2. The latent heat exchanger according to claim 1, wherein

the casing body and the top board are connected by a fastening process.

3. The latent heat exchanger according to claim 1, wherein

the heat absorbing pipe in the casing has a piping structure in which a straight portion extending between the one side wall and the other side wall and circularly arcuate turn-around portions located at both ends on one side wall side and the other side wall side are repeated consecutively.

4. The latent heat exchanger according to claim 3, further comprising a side baffle plate in a plate shape between the circularly arcuate turn-around portion located on the other side wall side and an inner surface of the other side wall.

5. The latent heat exchanger according to claim 4, wherein

the back wall has a combustion gas inlet port for introducing the combustion gas into the casing,

the front wall has a combustion gas outlet port for discharging the combustion gas out of the casing, and

the side baffle plate has inclined faces inclined from ends on an inlet port side and an outlet port side toward a heat absorbing pipe side.

6. The latent heat exchanger according to claim 4, wherein

an upper end of the side baffle plate is connected to a lower surface of the top board, and

a lower end of the side baffle plate does not abut an inner surface of the bottom wall.

7. A water heater having the latent heat exchanger according to claim 1.

8. The latent heat exchanger according to claim 1, wherein

the top board and the bottom wall respectively have an upper protrusion and an lower protrusion, protruding inwardly into the casing, and

the upper protrusion abuts the uppermost circularly arcuate turn-around portion on a top board side and the lower protrusion abuts the bottommost circularly arcuate turn-around portion on a bottom wall side.

9. The latent heat exchanger according to claim 5, further comprising an upper baffle plate inclined downward from a lower surface of the top board on a front wall side toward an upper edge of an opening of the gas outlet port.

10. The latent heat exchanger according to claim 3, wherein

a plurality of the heat absorbing pipes are accommodated in the casing, wherein

the circularly arcuate turn-around portions of the heat absorbing pipes each have a cross section flattened in a direction that the heat absorbing pipes are stacked one another, and

the heat absorbing pipes are stacked at the flattened circularly arcuate turn-around portions between the top board and the bottom wall.
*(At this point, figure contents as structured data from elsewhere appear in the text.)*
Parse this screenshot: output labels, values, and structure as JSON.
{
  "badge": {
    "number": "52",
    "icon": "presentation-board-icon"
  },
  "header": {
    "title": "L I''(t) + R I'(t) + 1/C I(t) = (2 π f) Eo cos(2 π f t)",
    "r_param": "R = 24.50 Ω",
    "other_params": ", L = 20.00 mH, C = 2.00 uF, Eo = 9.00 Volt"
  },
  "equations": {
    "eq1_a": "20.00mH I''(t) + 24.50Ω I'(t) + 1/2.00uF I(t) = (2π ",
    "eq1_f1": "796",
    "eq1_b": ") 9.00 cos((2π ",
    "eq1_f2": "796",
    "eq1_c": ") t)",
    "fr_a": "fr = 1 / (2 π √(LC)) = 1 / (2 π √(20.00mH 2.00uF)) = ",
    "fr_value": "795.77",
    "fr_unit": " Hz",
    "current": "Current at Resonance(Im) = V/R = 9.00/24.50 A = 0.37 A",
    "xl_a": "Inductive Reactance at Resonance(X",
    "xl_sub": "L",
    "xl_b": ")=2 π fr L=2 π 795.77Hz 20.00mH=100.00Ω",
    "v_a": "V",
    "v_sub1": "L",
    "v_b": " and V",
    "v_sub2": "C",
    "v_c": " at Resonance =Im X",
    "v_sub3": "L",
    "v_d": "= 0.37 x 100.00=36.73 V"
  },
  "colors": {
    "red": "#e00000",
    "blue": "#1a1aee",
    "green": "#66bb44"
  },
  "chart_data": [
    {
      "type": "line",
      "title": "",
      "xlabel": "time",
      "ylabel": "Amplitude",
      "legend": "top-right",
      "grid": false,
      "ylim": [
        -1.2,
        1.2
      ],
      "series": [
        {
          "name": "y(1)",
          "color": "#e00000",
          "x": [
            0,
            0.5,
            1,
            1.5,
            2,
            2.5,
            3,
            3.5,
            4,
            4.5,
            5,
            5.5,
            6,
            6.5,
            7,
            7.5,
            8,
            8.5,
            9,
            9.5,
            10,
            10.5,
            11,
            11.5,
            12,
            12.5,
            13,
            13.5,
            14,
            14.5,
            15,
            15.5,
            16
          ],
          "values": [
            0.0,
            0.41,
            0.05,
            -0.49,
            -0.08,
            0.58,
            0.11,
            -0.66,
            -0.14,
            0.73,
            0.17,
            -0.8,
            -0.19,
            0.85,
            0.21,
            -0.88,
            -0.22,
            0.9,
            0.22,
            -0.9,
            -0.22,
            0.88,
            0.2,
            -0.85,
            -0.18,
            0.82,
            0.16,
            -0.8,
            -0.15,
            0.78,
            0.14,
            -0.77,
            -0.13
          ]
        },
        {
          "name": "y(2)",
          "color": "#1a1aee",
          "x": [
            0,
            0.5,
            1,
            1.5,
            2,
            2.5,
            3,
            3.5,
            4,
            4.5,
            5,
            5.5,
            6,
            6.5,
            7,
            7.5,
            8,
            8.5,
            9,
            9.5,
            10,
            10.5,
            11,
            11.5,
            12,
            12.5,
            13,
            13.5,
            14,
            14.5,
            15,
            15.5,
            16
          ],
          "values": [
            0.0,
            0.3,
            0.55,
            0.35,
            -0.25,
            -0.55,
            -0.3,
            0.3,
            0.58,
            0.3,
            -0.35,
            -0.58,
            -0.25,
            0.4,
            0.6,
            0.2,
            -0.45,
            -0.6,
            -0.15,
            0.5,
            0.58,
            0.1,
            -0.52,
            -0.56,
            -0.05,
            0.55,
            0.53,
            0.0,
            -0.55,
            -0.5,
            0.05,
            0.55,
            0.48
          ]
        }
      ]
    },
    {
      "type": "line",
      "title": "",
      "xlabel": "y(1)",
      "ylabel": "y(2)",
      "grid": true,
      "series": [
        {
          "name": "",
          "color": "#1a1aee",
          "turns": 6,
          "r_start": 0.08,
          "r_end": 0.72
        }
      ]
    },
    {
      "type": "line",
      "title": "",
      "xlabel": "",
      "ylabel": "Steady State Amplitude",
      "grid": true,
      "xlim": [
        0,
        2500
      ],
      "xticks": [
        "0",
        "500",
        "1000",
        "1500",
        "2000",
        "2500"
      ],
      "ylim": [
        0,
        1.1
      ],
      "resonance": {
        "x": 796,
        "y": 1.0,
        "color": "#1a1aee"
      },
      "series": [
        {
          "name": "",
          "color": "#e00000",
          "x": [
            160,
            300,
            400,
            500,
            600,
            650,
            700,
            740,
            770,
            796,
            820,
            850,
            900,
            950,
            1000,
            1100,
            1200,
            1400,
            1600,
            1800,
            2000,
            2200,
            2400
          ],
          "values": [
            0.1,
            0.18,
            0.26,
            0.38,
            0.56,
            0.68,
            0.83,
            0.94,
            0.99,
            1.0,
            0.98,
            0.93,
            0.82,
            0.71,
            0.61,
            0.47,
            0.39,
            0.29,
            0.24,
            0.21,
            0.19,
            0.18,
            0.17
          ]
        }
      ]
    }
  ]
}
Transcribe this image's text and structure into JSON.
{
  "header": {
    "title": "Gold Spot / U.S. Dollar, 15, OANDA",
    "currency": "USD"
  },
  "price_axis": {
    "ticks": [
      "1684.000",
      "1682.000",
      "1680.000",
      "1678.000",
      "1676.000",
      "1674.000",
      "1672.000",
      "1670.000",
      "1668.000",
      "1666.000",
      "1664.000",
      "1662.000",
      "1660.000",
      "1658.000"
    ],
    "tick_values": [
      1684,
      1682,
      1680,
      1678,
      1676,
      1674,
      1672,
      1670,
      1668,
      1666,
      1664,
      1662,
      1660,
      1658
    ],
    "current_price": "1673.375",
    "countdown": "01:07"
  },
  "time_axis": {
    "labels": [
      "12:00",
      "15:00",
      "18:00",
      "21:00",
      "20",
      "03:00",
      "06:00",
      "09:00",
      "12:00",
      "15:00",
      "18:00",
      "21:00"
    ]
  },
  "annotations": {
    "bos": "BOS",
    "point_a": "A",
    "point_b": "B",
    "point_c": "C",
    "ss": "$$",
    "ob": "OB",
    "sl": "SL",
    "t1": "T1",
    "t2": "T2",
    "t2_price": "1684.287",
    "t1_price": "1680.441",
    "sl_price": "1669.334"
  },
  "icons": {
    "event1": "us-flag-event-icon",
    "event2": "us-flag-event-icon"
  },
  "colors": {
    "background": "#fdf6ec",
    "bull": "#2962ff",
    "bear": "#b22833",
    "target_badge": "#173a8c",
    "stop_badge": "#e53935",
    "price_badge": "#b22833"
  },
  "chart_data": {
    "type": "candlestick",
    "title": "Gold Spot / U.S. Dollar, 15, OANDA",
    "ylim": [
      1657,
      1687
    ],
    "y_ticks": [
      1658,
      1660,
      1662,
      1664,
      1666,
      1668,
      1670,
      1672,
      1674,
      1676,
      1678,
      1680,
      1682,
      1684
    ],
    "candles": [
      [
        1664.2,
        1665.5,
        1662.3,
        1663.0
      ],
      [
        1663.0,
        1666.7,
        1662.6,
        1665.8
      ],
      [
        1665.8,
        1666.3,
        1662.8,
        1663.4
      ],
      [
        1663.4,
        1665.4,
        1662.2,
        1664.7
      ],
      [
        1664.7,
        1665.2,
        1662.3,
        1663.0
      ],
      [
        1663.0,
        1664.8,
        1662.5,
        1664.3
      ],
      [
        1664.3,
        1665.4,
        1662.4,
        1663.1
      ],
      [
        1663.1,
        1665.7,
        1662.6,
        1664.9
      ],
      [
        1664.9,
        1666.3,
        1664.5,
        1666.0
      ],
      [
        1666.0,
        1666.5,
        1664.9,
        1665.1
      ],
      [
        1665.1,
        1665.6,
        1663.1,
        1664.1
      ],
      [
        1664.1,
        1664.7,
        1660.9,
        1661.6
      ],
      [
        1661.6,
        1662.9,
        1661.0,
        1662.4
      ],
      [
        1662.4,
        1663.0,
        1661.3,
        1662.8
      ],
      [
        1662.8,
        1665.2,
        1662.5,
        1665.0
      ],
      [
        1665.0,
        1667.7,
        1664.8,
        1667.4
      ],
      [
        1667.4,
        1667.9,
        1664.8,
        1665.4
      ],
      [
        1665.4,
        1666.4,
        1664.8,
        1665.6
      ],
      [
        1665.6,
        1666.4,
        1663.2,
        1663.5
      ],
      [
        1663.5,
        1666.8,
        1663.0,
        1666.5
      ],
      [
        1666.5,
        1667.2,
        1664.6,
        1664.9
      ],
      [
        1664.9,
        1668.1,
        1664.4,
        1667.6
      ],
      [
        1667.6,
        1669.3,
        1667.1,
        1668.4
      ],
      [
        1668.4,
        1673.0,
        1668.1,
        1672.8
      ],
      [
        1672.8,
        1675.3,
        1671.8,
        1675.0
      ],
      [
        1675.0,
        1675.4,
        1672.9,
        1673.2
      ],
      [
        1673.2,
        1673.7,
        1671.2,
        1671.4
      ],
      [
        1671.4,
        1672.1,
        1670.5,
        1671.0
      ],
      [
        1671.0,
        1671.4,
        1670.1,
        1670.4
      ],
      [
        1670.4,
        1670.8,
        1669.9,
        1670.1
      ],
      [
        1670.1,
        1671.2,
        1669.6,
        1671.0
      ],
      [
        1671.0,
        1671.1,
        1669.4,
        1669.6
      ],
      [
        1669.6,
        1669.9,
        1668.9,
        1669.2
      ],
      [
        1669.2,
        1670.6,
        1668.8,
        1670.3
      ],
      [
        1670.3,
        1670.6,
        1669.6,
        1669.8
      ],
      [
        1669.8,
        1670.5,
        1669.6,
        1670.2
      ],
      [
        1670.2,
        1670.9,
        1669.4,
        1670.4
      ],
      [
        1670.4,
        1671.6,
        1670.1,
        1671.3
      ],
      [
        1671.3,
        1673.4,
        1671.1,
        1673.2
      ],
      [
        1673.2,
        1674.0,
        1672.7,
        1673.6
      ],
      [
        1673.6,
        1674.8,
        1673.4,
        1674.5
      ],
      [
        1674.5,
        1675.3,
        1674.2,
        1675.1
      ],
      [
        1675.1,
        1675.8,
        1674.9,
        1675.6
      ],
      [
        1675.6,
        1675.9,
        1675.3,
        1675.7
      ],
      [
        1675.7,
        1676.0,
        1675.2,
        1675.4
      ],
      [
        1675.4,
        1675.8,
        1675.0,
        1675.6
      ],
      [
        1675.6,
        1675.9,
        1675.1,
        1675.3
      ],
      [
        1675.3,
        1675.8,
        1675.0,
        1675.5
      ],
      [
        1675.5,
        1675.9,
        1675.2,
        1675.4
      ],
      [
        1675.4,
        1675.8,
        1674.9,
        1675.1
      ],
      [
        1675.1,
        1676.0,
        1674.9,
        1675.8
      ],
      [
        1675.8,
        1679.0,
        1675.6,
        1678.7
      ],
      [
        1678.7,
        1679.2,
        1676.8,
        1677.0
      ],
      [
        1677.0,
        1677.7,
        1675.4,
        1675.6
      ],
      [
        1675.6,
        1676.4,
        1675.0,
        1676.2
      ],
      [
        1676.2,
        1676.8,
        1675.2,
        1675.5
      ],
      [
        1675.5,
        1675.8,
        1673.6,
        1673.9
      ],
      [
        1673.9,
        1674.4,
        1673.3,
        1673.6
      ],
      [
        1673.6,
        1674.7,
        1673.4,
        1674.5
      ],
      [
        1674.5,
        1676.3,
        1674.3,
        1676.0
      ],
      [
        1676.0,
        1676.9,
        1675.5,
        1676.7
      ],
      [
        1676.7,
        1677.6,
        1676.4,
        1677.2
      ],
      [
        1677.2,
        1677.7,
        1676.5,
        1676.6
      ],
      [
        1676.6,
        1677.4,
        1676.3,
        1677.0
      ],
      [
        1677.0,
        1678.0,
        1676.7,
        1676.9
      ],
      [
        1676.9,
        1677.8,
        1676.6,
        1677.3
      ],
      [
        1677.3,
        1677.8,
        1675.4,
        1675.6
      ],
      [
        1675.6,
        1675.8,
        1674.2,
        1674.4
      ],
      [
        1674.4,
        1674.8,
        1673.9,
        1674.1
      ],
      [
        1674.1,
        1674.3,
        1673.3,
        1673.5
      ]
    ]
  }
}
11. A method of manufacturing the latent heat exchanger according to claim 1, comprising the steps of:

inserting the upstream and downstream ends of the heat absorbing pipe through the upstream end-inserting hole and the downstream end-inserting hole of the one side wall respectively;

leading the upstream and downstream ends of the heat absorbing pipe outside the one side wall;

applying a brazing material to boundaries between outer surfaces of the led-out heat absorbing pipe and the upstream ends-inserting hole and the downstream ends-inserting hole;

inserting the upstream and the downstream ends of the led-out heat absorbing pipe through connection holes of header main bodies of the inlet and outlet headers respectively:

applying a brazing material to boundaries between outer surfaces of the upstream and downstream ends of the heat absorbing pipe and the connection holes;

closing openings of the header main bodies with header covers respectively;

applying a brazing material to boundaries between inner surfaces of main body peripheral walls of the header main bodies and outer surfaces of cover peripheral walls of the header covers;

closing the upper opening of the casing body with the top board to form a subassembly in which the casing body, the top board, the heat absorbing pipe, the inlet header, and the outlet header are integrally formed; and

heating the subassembly in a heating furnace.